最后还是元闵瑞派车把闫素素送回燕王府的,一回去,从明月处得知的消息,更让闫素素心口微微绞痛起来。
“王……王妃,王爷说,王爷说……说让您今天晚上睡东厢房去。”明月诺诺道,闫素素冷笑一声,果然,是得到了的,就不必珍惜了是吗?
原本以为元闵翔是个与众不同的男人,现在看来,也不过如此。
今天中午在众人面前对自己的关爱,无非是装装样子给别人看,他还真会演戏,若当不再珍惜了,又何必出演那样肉麻的戏份。
闫素素冷眼看着紫翔院,嘴角,勾起了一个淡淡的,嘲讽的笑容。
“明月,带路!”
“啊?”明月懵了一下。
“东厢房,带路。”她语气淡漠,听不出什么感情。
明月忙颤颤的应:“是,是,奴婢这就领您去。”
东厢房,原是用作客房,装潢的也算气派,屋子不知道是不是做好了迎接她的准备,尽然连暖炉都已经燃了起来,闫素素只觉得心口微微的泛着疼,面上却是淡漠冷然,不流露出半点痛楚之色。
只因为,即便他不再疼她宠她珍爱她,她也不可能像个怨妇一样自怨自艾,柔弱哀愁。
毕竟,她本来就不是为他而活,她的存在,只为了他自己,若是他当真已经不将她放在心里,她也会让他成为生命中的过客,抹杀了干净。
明月给她铺的床单,铺好后,贴心的问了一句:“王妃可曾用膳?要不要奴婢给您去取些饭菜来。
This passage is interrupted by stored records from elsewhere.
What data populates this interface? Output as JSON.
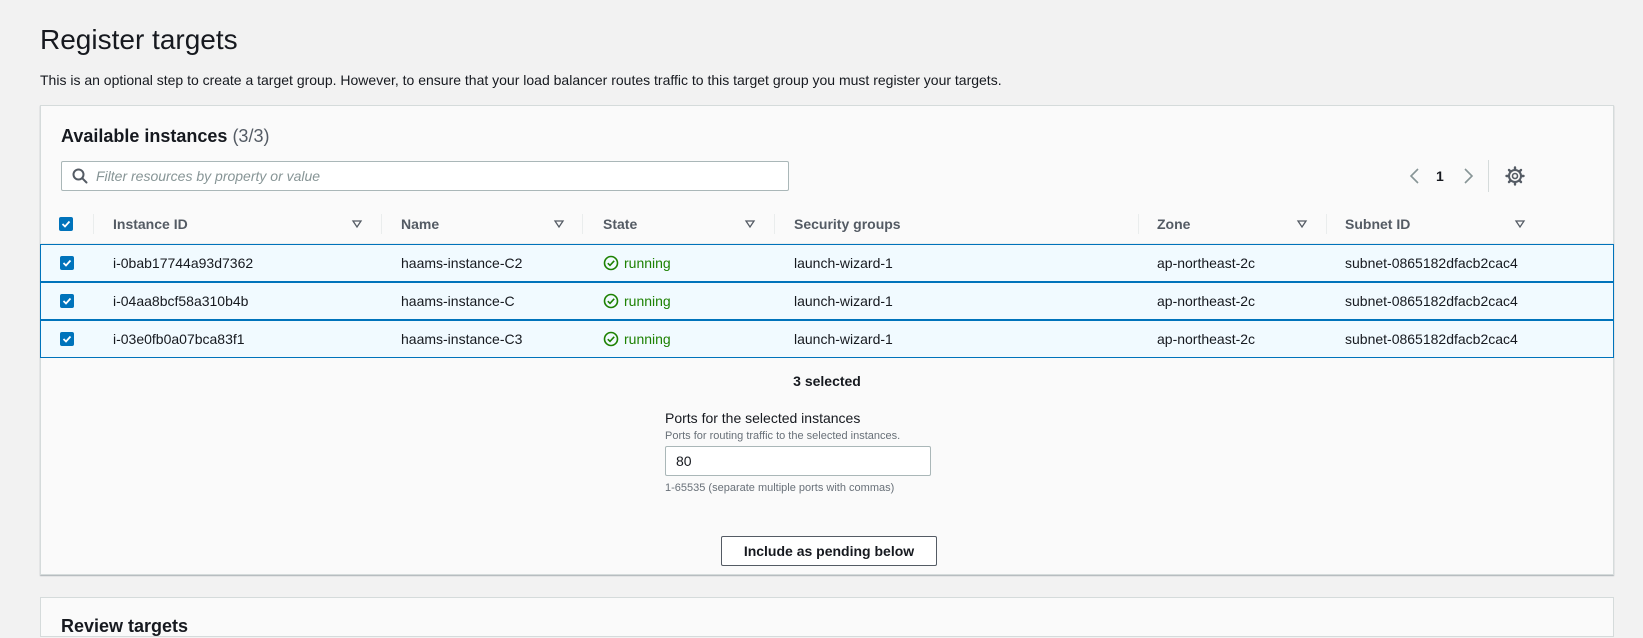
{
  "page": {
    "title": "Register targets",
    "description": "This is an optional step to create a target group. However, to ensure that your load balancer routes traffic to this target group you must register your targets."
  },
  "available": {
    "title": "Available instances",
    "count": "(3/3)",
    "filter_placeholder": "Filter resources by property or value",
    "filter_value": "",
    "page_number": "1",
    "columns": [
      "Instance ID",
      "Name",
      "State",
      "Security groups",
      "Zone",
      "Subnet ID"
    ],
    "rows": [
      {
        "instance_id": "i-0bab17744a93d7362",
        "name": "haams-instance-C2",
        "state": "running",
        "security_groups": "launch-wizard-1",
        "zone": "ap-northeast-2c",
        "subnet_id": "subnet-0865182dfacb2cac4",
        "selected": true
      },
      {
        "instance_id": "i-04aa8bcf58a310b4b",
        "name": "haams-instance-C",
        "state": "running",
        "security_groups": "launch-wizard-1",
        "zone": "ap-northeast-2c",
        "subnet_id": "subnet-0865182dfacb2cac4",
        "selected": true
      },
      {
        "instance_id": "i-03e0fb0a07bca83f1",
        "name": "haams-instance-C3",
        "state": "running",
        "security_groups": "launch-wizard-1",
        "zone": "ap-northeast-2c",
        "subnet_id": "subnet-0865182dfacb2cac4",
        "selected": true
      }
    ],
    "selected_text": "3 selected"
  },
  "ports": {
    "label": "Ports for the selected instances",
    "description": "Ports for routing traffic to the selected instances.",
    "value": "80",
    "constraint": "1-65535 (separate multiple ports with commas)",
    "button_label": "Include as pending below"
  },
  "review": {
    "title": "Review targets"
  },
  "icons": {
    "search": "search-icon",
    "prev": "chevron-left-icon",
    "next": "chevron-right-icon",
    "settings": "gear-icon",
    "sort": "sort-caret-icon",
    "status": "status-ok-icon",
    "checkbox": "checkbox-checked-icon"
  },
  "colors": {
    "accent": "#0073bb",
    "running": "#1d8102",
    "selected_row_bg": "#f1faff"
  }
}
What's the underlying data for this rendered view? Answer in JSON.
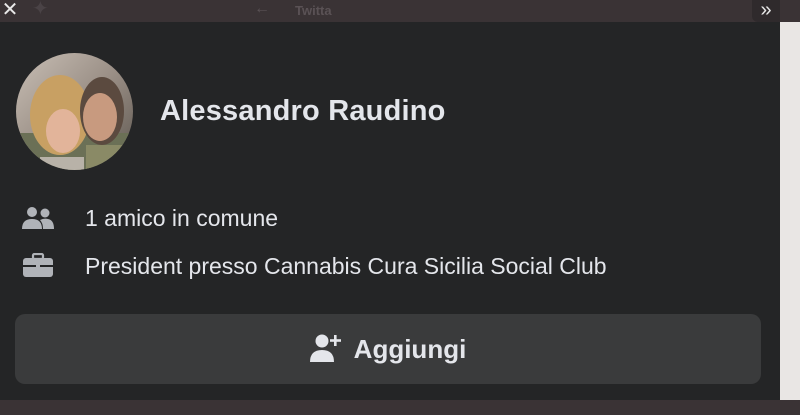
{
  "topbar": {
    "app_name": "Twitta",
    "bird_icon": "twitter-bird-icon",
    "back_icon": "back-arrow-icon",
    "close_icon": "close-icon",
    "expand_icon": "double-chevron-right-icon"
  },
  "profile": {
    "name": "Alessandro Raudino",
    "avatar_icon": "profile-photo"
  },
  "info": {
    "mutual_friends": "1 amico in comune",
    "mutual_icon": "friends-icon",
    "work": "President presso Cannabis Cura Sicilia Social Club",
    "work_icon": "briefcase-icon"
  },
  "actions": {
    "add_label": "Aggiungi",
    "add_icon": "add-friend-icon"
  },
  "colors": {
    "card_bg": "#242526",
    "button_bg": "#3a3b3c",
    "text": "#e4e6eb",
    "icon": "#b0b3b8"
  }
}
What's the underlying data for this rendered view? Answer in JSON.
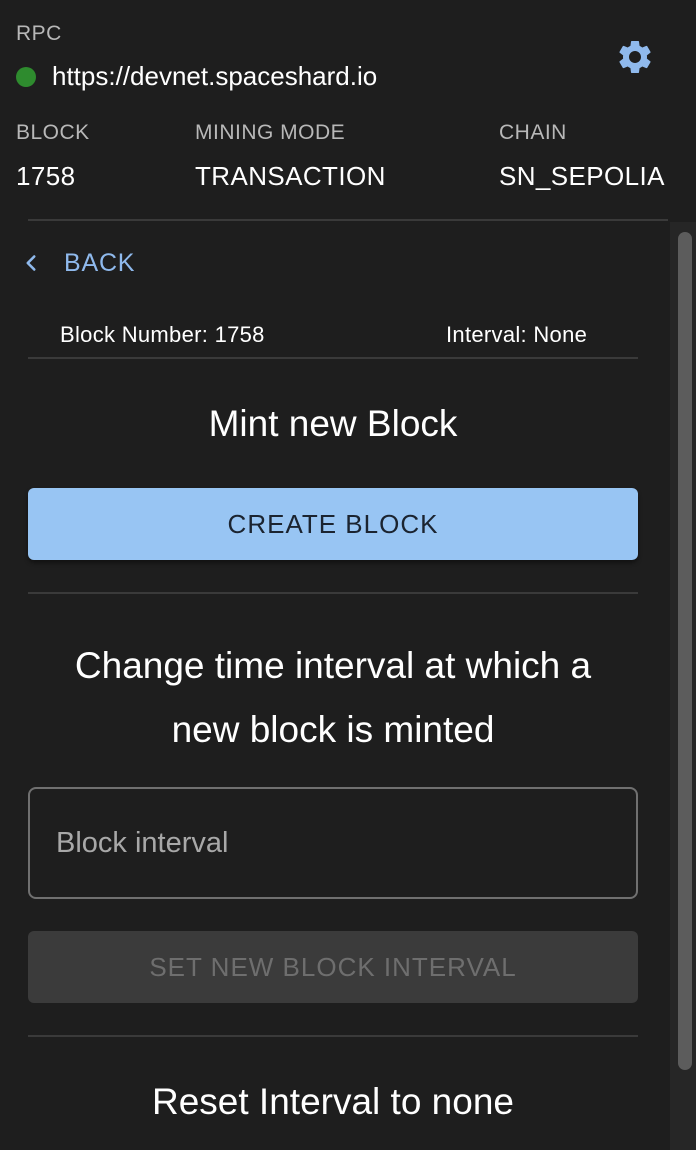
{
  "header": {
    "rpc_label": "RPC",
    "rpc_url": "https://devnet.spaceshard.io",
    "status_color": "#2e8b2e",
    "settings_icon": "gear-icon",
    "stats": [
      {
        "label": "BLOCK",
        "value": "1758"
      },
      {
        "label": "MINING MODE",
        "value": "TRANSACTION"
      },
      {
        "label": "CHAIN",
        "value": "SN_SEPOLIA"
      }
    ]
  },
  "nav": {
    "back_label": "BACK",
    "back_icon": "chevron-left-icon"
  },
  "info": {
    "block_number": "Block Number: 1758",
    "interval": "Interval: None"
  },
  "mint": {
    "title": "Mint new Block",
    "button_label": "CREATE BLOCK"
  },
  "interval_section": {
    "title_line1": "Change time interval at which a",
    "title_line2": "new block is minted",
    "input_placeholder": "Block interval",
    "input_value": "",
    "button_label": "SET NEW BLOCK INTERVAL"
  },
  "reset": {
    "title": "Reset Interval to none"
  },
  "colors": {
    "accent": "#98c5f3",
    "link": "#8fb9ec",
    "background": "#1e1e1e"
  }
}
”
“恩,是有些饿!”她也不会因为这样的冷待,而心灰意冷,食不下咽。
明月又是一愣,没想到这个时候了,闫素素还能如此淡定,甚至吃得下饭。
不过接下来,她便很快应下,开门去厨房取饭。
明月出去后,闫素素起身开了衣橱的门,看着身上的罗裙,她只觉得讽刺,早上时候低姿态的哄着她换衣服,中午时候还宠溺的给她夹菜,把她的菜碟子堆成小山,到了晚上,两人之间尽然落到了如此境地,说难听一点,闫素素觉得自己现在的待遇,就是被打入了冷宫。
只不过这个冷宫奢华了一点,这冷宫里还有丫鬟伺候着。
自嘲的扯了扯嘴角,从雕花的衣橱里取了一件素色的衣裙换上,又走到妆镜前,散了发髻,去了首饰,让一头秀发,随意的披散在脑后,正要取梳子梳理下头发,门口,忽然传来了有条不紊的敲门声。
以为是明月回来了,闫素素随口应了声:“进来吧!”
门被推开,入内的却不是明月,而是个一袭白衣翩翩,长发随风飞舞,脸上带着银色面具的欣长男子。
“你怎么来了。”居然是蝶谷仙。
“怎么,我不能来?”对方轻勾了嘴角,温暖如春的一个笑容。
闫素素也轻笑了起来,心情因为蝶谷仙的出现,陡然转好:“我以为你以后都不会来了。”
蝶谷仙眼神一亮,半开玩笑半当真的问道:“怎么的,莫说你想念我的紧!”
闫素素扑哧笑出了声,对着圆桌边的椅子一指:“坐——倒是有些挂念你,我在这个世界,也难得有几个朋友,你是最好的一个,蓝颜知己。”
蝶谷仙的眼神里,是难以言状的深邃,最后目光定格在了闫素素的脸上,嘴角的笑容也有些凝固:“我对你来说,是不是永远只可能是朋友?”
“恩?”闫素素一下子没明白过来。
蝶谷仙收敛了眼底的凝重,嘴角的笑容又重新绽放:“呵呵,我是说,我们会不会有一天会成为敌人?”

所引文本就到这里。